Wenn’s auf der neuen Madonna-Platte nicht gerade von der Clubdecke tropft, dann trieft es eben vor Kitsch: Beispielsweise wenn Madonna und Tochter Lourdes Lola Leon in «The Test» versuchen, ihre Beziehung zu heilen, oder wenn Erik Saties melancholisches Klavier zu einem Trip-Hop-Beat verdreht wird.

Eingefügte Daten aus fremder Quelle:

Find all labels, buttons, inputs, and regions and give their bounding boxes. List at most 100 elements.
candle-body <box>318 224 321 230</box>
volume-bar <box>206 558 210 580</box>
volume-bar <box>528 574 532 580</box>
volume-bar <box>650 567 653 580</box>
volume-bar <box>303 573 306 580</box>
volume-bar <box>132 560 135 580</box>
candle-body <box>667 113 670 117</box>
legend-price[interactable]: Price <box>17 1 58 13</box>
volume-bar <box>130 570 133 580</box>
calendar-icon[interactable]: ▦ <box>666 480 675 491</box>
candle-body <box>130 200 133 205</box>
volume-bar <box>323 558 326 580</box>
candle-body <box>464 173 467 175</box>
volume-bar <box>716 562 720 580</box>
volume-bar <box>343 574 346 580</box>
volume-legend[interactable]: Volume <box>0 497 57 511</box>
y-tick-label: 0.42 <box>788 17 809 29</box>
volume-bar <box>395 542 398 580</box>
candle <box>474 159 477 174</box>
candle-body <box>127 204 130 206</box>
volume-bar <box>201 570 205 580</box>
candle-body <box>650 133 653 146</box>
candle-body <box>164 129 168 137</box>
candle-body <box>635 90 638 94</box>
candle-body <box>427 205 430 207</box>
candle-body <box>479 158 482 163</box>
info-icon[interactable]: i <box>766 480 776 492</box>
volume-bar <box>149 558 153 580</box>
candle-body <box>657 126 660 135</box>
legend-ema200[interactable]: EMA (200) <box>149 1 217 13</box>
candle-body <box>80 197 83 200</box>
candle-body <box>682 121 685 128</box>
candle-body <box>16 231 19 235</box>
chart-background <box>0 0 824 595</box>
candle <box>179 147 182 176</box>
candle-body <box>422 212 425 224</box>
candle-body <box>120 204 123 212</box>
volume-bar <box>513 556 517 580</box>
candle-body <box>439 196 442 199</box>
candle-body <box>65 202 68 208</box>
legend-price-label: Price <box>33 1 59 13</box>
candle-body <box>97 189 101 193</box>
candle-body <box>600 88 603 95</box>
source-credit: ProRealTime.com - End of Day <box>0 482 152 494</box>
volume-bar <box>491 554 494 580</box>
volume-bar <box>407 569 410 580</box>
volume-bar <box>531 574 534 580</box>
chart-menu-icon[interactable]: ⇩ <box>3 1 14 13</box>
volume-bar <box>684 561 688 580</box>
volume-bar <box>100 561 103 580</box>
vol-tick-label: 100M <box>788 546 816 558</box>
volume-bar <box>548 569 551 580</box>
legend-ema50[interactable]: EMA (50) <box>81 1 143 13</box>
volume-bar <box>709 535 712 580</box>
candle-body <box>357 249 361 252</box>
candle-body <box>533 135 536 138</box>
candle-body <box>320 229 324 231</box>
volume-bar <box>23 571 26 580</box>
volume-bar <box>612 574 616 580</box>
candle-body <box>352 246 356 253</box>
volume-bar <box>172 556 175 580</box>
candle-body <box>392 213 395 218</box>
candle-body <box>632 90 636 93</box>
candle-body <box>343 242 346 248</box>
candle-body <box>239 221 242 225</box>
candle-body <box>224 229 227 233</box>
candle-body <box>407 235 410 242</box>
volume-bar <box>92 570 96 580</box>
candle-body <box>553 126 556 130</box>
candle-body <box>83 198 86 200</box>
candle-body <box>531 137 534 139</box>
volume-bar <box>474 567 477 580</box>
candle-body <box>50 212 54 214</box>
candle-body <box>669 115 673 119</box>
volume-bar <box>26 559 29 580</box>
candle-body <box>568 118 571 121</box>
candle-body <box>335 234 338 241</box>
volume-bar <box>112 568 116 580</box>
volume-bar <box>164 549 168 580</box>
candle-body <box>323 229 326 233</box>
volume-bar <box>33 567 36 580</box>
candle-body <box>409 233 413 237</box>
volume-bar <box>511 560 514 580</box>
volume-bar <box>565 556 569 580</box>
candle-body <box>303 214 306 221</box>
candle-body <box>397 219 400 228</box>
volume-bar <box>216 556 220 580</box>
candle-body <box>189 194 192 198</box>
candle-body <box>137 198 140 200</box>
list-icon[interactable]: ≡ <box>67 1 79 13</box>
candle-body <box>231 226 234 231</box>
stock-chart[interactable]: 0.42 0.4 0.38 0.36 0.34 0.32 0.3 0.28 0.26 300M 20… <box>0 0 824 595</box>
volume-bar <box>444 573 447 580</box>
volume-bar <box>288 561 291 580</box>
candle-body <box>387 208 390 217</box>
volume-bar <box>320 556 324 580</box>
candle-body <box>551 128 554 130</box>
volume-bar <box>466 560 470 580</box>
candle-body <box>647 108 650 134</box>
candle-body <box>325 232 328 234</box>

Ein nächstes «Hung Up» sucht man auf «Confessions II» vergebens, aber gerade die erste Hälfte der Platte hat das Zeug dazu, Madonna nicht nur in die Charts, sondern auch in die TikTok-Feeds zu spülen und dürfte ihr eine neue Generation Fans erschliessen.
Zumindest die jungen Pop-Stars konnte Madonna schon begeistern: Sabrina Carpenter singt auf «Bring Your Love» und die britische Rapperin Shygirl ist im Vorabfilm zum Madonna-Album zu sehen:
Kate Moss, Benedict Cumberbatch, Gwendoline Christie: Das Staraufgebot im «Confessions II»-Film kennt keine Grenzen.
Sie spielt weiterhin mit dem Feuer
Die skandalösen Tage sind vorbei. Mit religiös aufgeladenen Anstössigkeiten kann Madonna heute nicht mehr schockieren. Dennoch liefert sie öffentlichkeitswirksame Tabubrüche: als 67-jährige Musikerin, die gerne über Lust und Körper spricht.
Schon vor zehn Jahren wusste sie, dass das Kontroverseste, was sie tun kann, im Rampenlicht zu altern ist. Ihr jüngstes Album zeigt, dass man beim Älterwerden nicht den Puls der Zeit verlieren muss.